It’s a nightmarish vision of Europe that has been inspired by sensational and frequently dishonest state television reports that paint a lurid picture of the West as a place where incest, the sexual abuse of children, and all manner of sexual perversions are the norm. Russian state television also depicts European countries as swamped by sexually violent Muslim migrants who are condoned by politically correct politicians.
“Russia is the last stronghold of humankind on this planet,” Andrei Kormukhin, the 44-year-old leader of Sorok Sorokov, tells me when we meet in central Moscow. “What is happening right now in Europe is a nightmare. Europe has rejected Christian values. Any sin is acceptable now in Europe – zoophilia, incest and paedophilia. As a result Europe will stagnate and die out.” His expression as he says this suggests that he relishes the prospect.
Perhaps this underpins part of Russia’s massive issue that it has with the European Union – it’s not just geopolitical, it’s moral and theological. For a hundred years, religion has been simmering under the radar, ready to quickly boil up and bubble over. This is what is happening now. The bubbles are caustic, though.

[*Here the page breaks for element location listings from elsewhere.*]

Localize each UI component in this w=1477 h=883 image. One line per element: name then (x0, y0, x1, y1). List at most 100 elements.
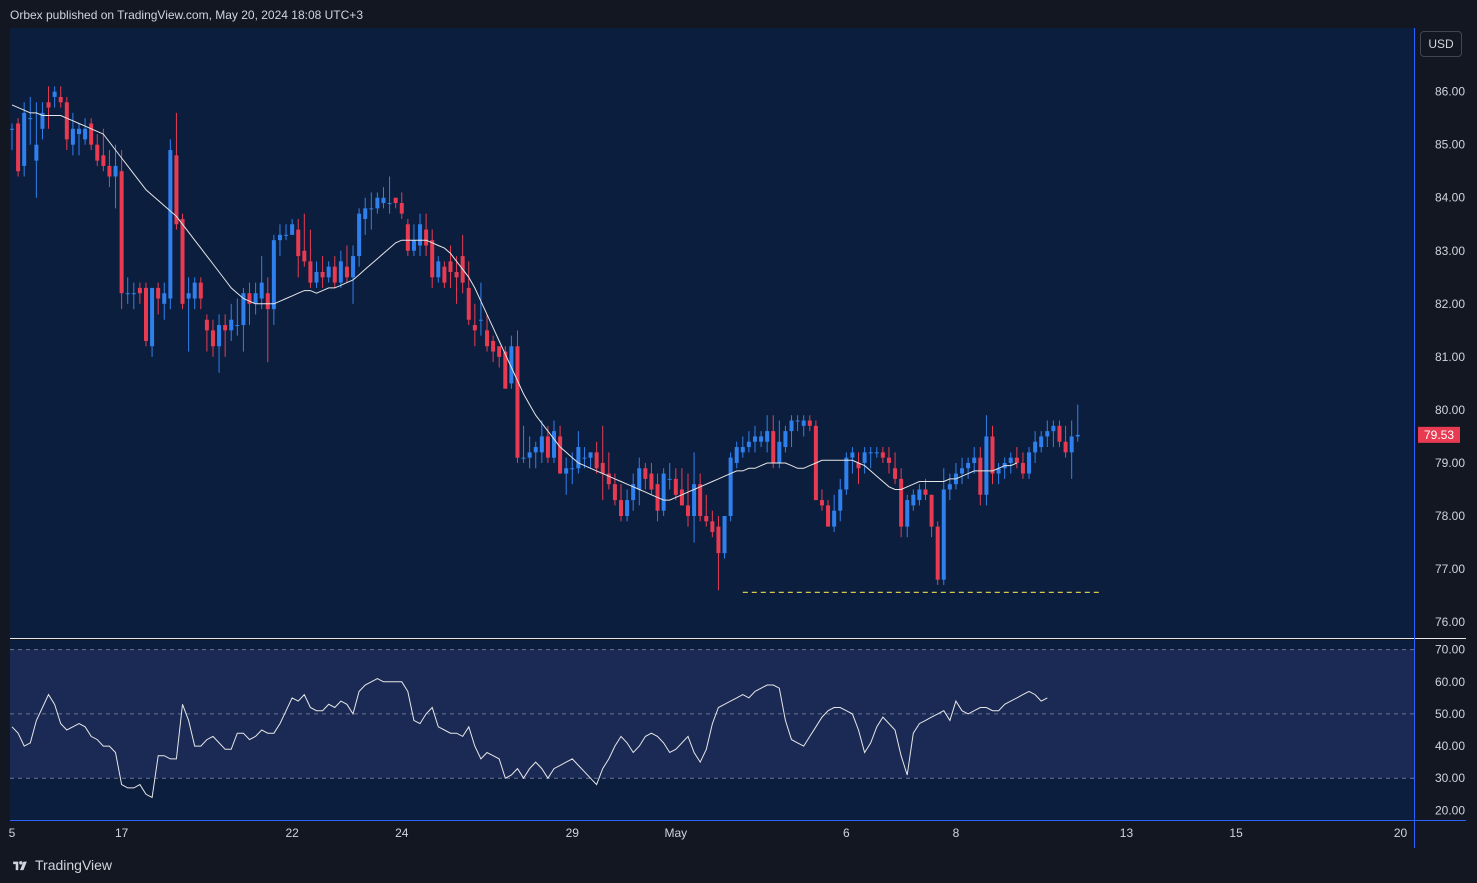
candle[interactable] (886, 447, 891, 474)
candle[interactable] (765, 415, 770, 453)
candle[interactable] (369, 192, 374, 230)
candle[interactable] (649, 462, 654, 495)
candle[interactable] (503, 346, 508, 389)
candle[interactable] (430, 229, 435, 288)
candle[interactable] (917, 484, 922, 506)
candle[interactable] (198, 277, 203, 310)
candle[interactable] (284, 224, 289, 241)
candle[interactable] (777, 420, 782, 469)
candle[interactable] (290, 218, 295, 235)
candle[interactable] (893, 452, 898, 485)
candle[interactable] (539, 420, 544, 463)
candle[interactable] (399, 192, 404, 219)
candle[interactable] (271, 234, 276, 326)
candle[interactable] (253, 282, 258, 315)
candle[interactable] (192, 277, 197, 310)
candle[interactable] (1033, 431, 1038, 463)
currency-button[interactable]: USD (1420, 31, 1462, 57)
candle[interactable] (186, 277, 191, 352)
candle[interactable] (235, 298, 240, 336)
candle[interactable] (795, 415, 800, 432)
candle[interactable] (862, 447, 867, 474)
candle[interactable] (759, 431, 764, 448)
candle[interactable] (472, 303, 477, 347)
brand[interactable]: TradingView (10, 856, 112, 874)
candle[interactable] (16, 118, 21, 177)
candle[interactable] (46, 86, 51, 129)
candle[interactable] (1027, 447, 1032, 479)
candle[interactable] (393, 197, 398, 209)
candle[interactable] (338, 250, 343, 288)
candle[interactable] (22, 102, 27, 177)
candle[interactable] (783, 425, 788, 453)
candle[interactable] (966, 457, 971, 479)
candle[interactable] (692, 452, 697, 543)
candle[interactable] (1051, 420, 1056, 448)
candle[interactable] (357, 208, 362, 267)
candle[interactable] (509, 335, 514, 389)
candle[interactable] (497, 346, 502, 368)
candle[interactable] (454, 256, 459, 304)
candle[interactable] (619, 484, 623, 522)
candle[interactable] (229, 303, 234, 341)
candle[interactable] (28, 96, 33, 145)
candle[interactable] (344, 245, 349, 283)
candle[interactable] (521, 425, 526, 463)
candle[interactable] (558, 425, 563, 474)
candle[interactable] (826, 500, 831, 527)
candle[interactable] (247, 282, 252, 326)
candle[interactable] (70, 112, 75, 156)
candle[interactable] (661, 468, 666, 516)
candle[interactable] (131, 282, 136, 310)
candle[interactable] (277, 224, 282, 257)
candle[interactable] (740, 436, 745, 458)
candle[interactable] (180, 213, 185, 310)
candle[interactable] (1075, 404, 1080, 442)
candle[interactable] (162, 282, 167, 320)
candle[interactable] (332, 256, 337, 288)
candle[interactable] (905, 494, 910, 538)
candle[interactable] (466, 261, 471, 326)
candle[interactable] (174, 112, 179, 230)
candle[interactable] (600, 425, 605, 501)
candle[interactable] (868, 447, 873, 469)
candle[interactable] (941, 468, 946, 585)
candle[interactable] (34, 102, 39, 198)
candle[interactable] (478, 282, 483, 336)
candle[interactable] (259, 256, 264, 310)
candle[interactable] (363, 197, 368, 235)
candle[interactable] (874, 447, 879, 458)
candle[interactable] (95, 134, 100, 166)
candle[interactable] (265, 277, 270, 363)
candle[interactable] (588, 452, 593, 469)
candle[interactable] (752, 425, 757, 453)
candle[interactable] (771, 415, 776, 469)
oscillator-line[interactable] (11, 678, 1048, 799)
candle[interactable] (801, 415, 806, 437)
candle[interactable] (576, 431, 581, 474)
candle[interactable] (990, 425, 995, 485)
candle[interactable] (405, 218, 410, 257)
candle[interactable] (1045, 420, 1050, 448)
candle[interactable] (929, 494, 934, 538)
candle[interactable] (722, 516, 727, 559)
candle[interactable] (984, 415, 989, 506)
candle[interactable] (734, 441, 739, 469)
candle[interactable] (625, 489, 630, 522)
candle[interactable] (491, 335, 496, 363)
candle[interactable] (704, 494, 709, 527)
candle[interactable] (40, 102, 45, 140)
candle[interactable] (223, 314, 228, 357)
candle[interactable] (64, 96, 69, 150)
candle[interactable] (698, 473, 703, 522)
candle[interactable] (1014, 447, 1019, 469)
candle[interactable] (515, 330, 520, 463)
candle[interactable] (76, 123, 81, 156)
candle[interactable] (418, 213, 423, 257)
candle[interactable] (947, 473, 952, 501)
candle[interactable] (923, 478, 928, 501)
moving-average-line[interactable] (11, 104, 1018, 501)
candle[interactable] (1039, 431, 1044, 453)
candle[interactable] (978, 447, 983, 506)
candle[interactable] (143, 282, 148, 347)
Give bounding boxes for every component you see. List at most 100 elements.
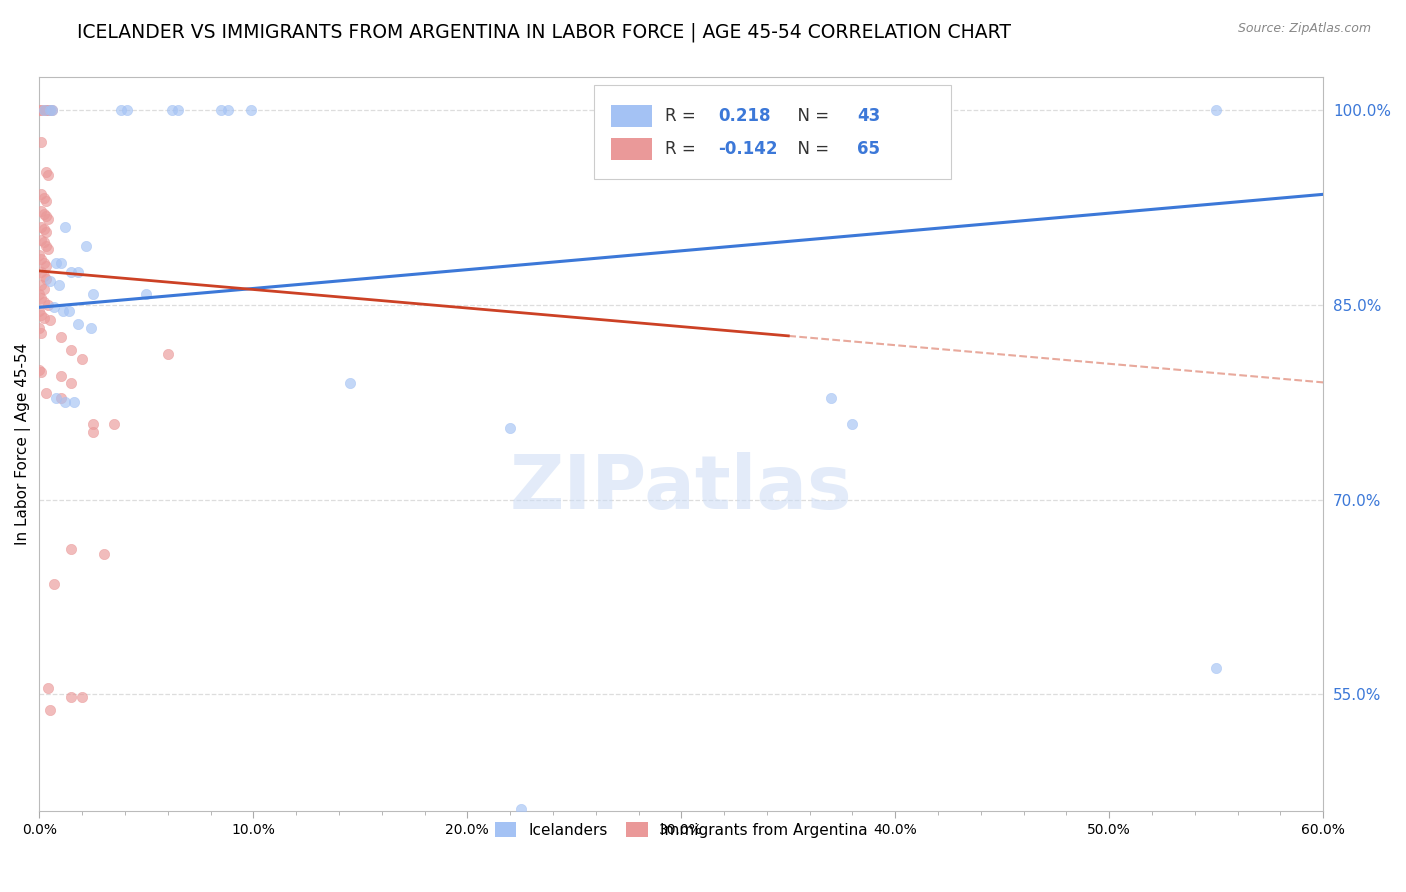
Point bbox=[156, 347, 179, 361]
FancyBboxPatch shape bbox=[593, 85, 950, 178]
Point bbox=[35, 271, 58, 285]
Point bbox=[32, 295, 55, 310]
Point bbox=[39, 274, 62, 288]
Y-axis label: In Labor Force | Age 45-54: In Labor Force | Age 45-54 bbox=[15, 343, 31, 545]
Point bbox=[53, 395, 76, 409]
Point bbox=[82, 287, 104, 301]
Point bbox=[53, 219, 76, 234]
Point bbox=[39, 103, 62, 117]
Point bbox=[115, 103, 138, 117]
Point bbox=[103, 417, 125, 432]
Point bbox=[30, 136, 52, 150]
Point bbox=[30, 233, 52, 247]
Point bbox=[30, 187, 52, 202]
Point bbox=[37, 212, 59, 227]
Point bbox=[80, 321, 103, 335]
Point bbox=[35, 103, 58, 117]
Text: 65: 65 bbox=[858, 140, 880, 158]
Text: 0.218: 0.218 bbox=[718, 107, 770, 126]
Point bbox=[28, 287, 51, 301]
Point bbox=[209, 103, 232, 117]
Point bbox=[60, 265, 83, 279]
Point bbox=[135, 287, 157, 301]
Text: N =: N = bbox=[786, 107, 834, 126]
Point bbox=[49, 330, 72, 344]
Point bbox=[48, 278, 70, 293]
Point bbox=[58, 304, 80, 318]
Point bbox=[110, 103, 132, 117]
Point bbox=[509, 801, 531, 815]
Point bbox=[60, 690, 83, 704]
Point bbox=[499, 421, 522, 435]
Point bbox=[45, 391, 67, 405]
FancyBboxPatch shape bbox=[610, 105, 652, 128]
Point bbox=[49, 391, 72, 405]
Point bbox=[32, 310, 55, 325]
Point bbox=[37, 298, 59, 312]
Point bbox=[62, 395, 84, 409]
Point bbox=[39, 313, 62, 327]
Point bbox=[30, 265, 52, 279]
Point bbox=[39, 703, 62, 717]
Point bbox=[659, 103, 682, 117]
Point bbox=[35, 259, 58, 273]
Point bbox=[28, 321, 51, 335]
Point bbox=[45, 256, 67, 270]
Point bbox=[28, 103, 51, 117]
Point bbox=[35, 165, 58, 179]
Point bbox=[32, 222, 55, 236]
Point bbox=[28, 362, 51, 376]
Point bbox=[30, 204, 52, 219]
Point bbox=[32, 103, 55, 117]
Point bbox=[32, 282, 55, 296]
Point bbox=[32, 256, 55, 270]
Point bbox=[60, 376, 83, 390]
Text: ZIPatlas: ZIPatlas bbox=[510, 452, 852, 524]
Point bbox=[35, 210, 58, 224]
Legend: Icelanders, Immigrants from Argentina: Icelanders, Immigrants from Argentina bbox=[489, 816, 873, 844]
Point bbox=[30, 278, 52, 293]
Text: Source: ZipAtlas.com: Source: ZipAtlas.com bbox=[1237, 22, 1371, 36]
Text: 43: 43 bbox=[858, 107, 880, 126]
Point bbox=[60, 343, 83, 358]
Point bbox=[66, 317, 89, 331]
Text: ICELANDER VS IMMIGRANTS FROM ARGENTINA IN LABOR FORCE | AGE 45-54 CORRELATION CH: ICELANDER VS IMMIGRANTS FROM ARGENTINA I… bbox=[77, 22, 1011, 42]
Point bbox=[240, 103, 263, 117]
Point bbox=[52, 304, 75, 318]
Point bbox=[28, 248, 51, 262]
Point bbox=[44, 577, 66, 591]
Point bbox=[37, 168, 59, 182]
Point bbox=[37, 103, 59, 117]
Point bbox=[35, 239, 58, 253]
Point bbox=[32, 235, 55, 250]
Text: -0.142: -0.142 bbox=[718, 140, 778, 158]
Point bbox=[217, 103, 239, 117]
Point bbox=[70, 690, 93, 704]
Point bbox=[75, 239, 97, 253]
Point bbox=[30, 103, 52, 117]
Point bbox=[37, 681, 59, 695]
Point bbox=[30, 252, 52, 267]
Point bbox=[44, 301, 66, 315]
Point bbox=[32, 191, 55, 205]
Point bbox=[30, 326, 52, 341]
Point bbox=[82, 425, 104, 439]
Text: R =: R = bbox=[665, 140, 700, 158]
Point bbox=[60, 541, 83, 556]
Point bbox=[35, 225, 58, 239]
Point bbox=[1205, 661, 1227, 675]
FancyBboxPatch shape bbox=[610, 137, 652, 160]
Point bbox=[41, 103, 63, 117]
Point bbox=[30, 219, 52, 234]
Point bbox=[1205, 103, 1227, 117]
Point bbox=[49, 369, 72, 384]
Point bbox=[28, 304, 51, 318]
Point bbox=[32, 207, 55, 221]
Point bbox=[160, 103, 183, 117]
Point bbox=[167, 103, 190, 117]
Point bbox=[32, 103, 55, 117]
Point bbox=[93, 547, 115, 561]
Point bbox=[82, 417, 104, 432]
Point bbox=[66, 265, 89, 279]
Point bbox=[37, 242, 59, 256]
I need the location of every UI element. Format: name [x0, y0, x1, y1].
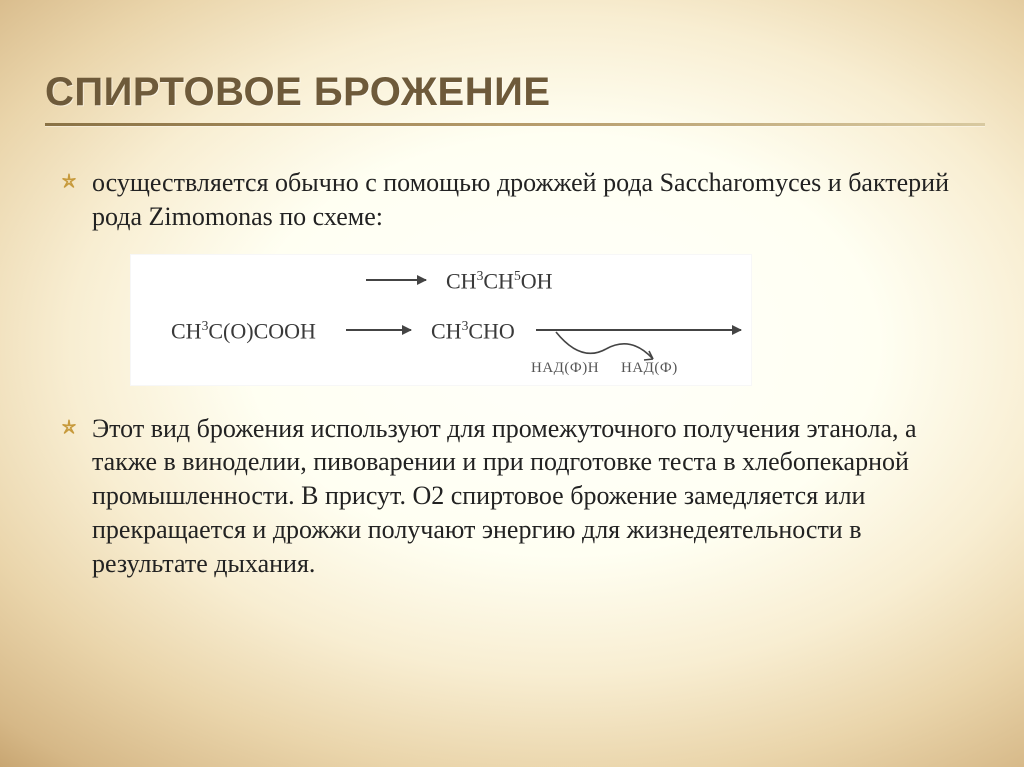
chem-nadh: НАД(Ф)Н — [531, 359, 599, 379]
bullet-text: Этот вид брожения используют для промежу… — [92, 412, 964, 581]
arrow-top — [366, 279, 426, 281]
title-region: СПИРТОВОЕ БРОЖЕНИЕ — [0, 0, 1024, 126]
chem-mid: CH3CHO — [431, 317, 515, 346]
chem-start: CH3C(O)COOH — [171, 317, 316, 346]
slide-body: осуществляется обычно с помощью дрожжей … — [0, 126, 1024, 581]
arrow-mid — [346, 329, 411, 331]
star-icon — [60, 172, 78, 190]
chem-nad: НАД(Ф) — [621, 359, 678, 379]
slide-title: СПИРТОВОЕ БРОЖЕНИЕ — [45, 70, 979, 115]
bullet-item: Этот вид брожения используют для промежу… — [60, 412, 964, 581]
chem-top-product: CH3CH5OH — [446, 267, 553, 296]
bullet-text: осуществляется обычно с помощью дрожжей … — [92, 166, 964, 234]
bullet-item: осуществляется обычно с помощью дрожжей … — [60, 166, 964, 234]
slide: СПИРТОВОЕ БРОЖЕНИЕ осуществляется обычно… — [0, 0, 1024, 767]
reaction-diagram: CH3CH5OH CH3C(O)COOH CH3CHO НАД(Ф)Н НАД(… — [130, 254, 752, 386]
star-icon — [60, 418, 78, 436]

Russia is truly entering a new phase in its history and identity, and it’s not nice at all.
Finally, what about freely coming to love God?
Kalinin, the Christian State–Holy Rus leader, puts it more simply. “We have to force people to love Christ’s ideology,” he tells me, as we prepare to go our separate ways. “To love one another, not to kill, not to steal, and so on. Only then can people know and love God.”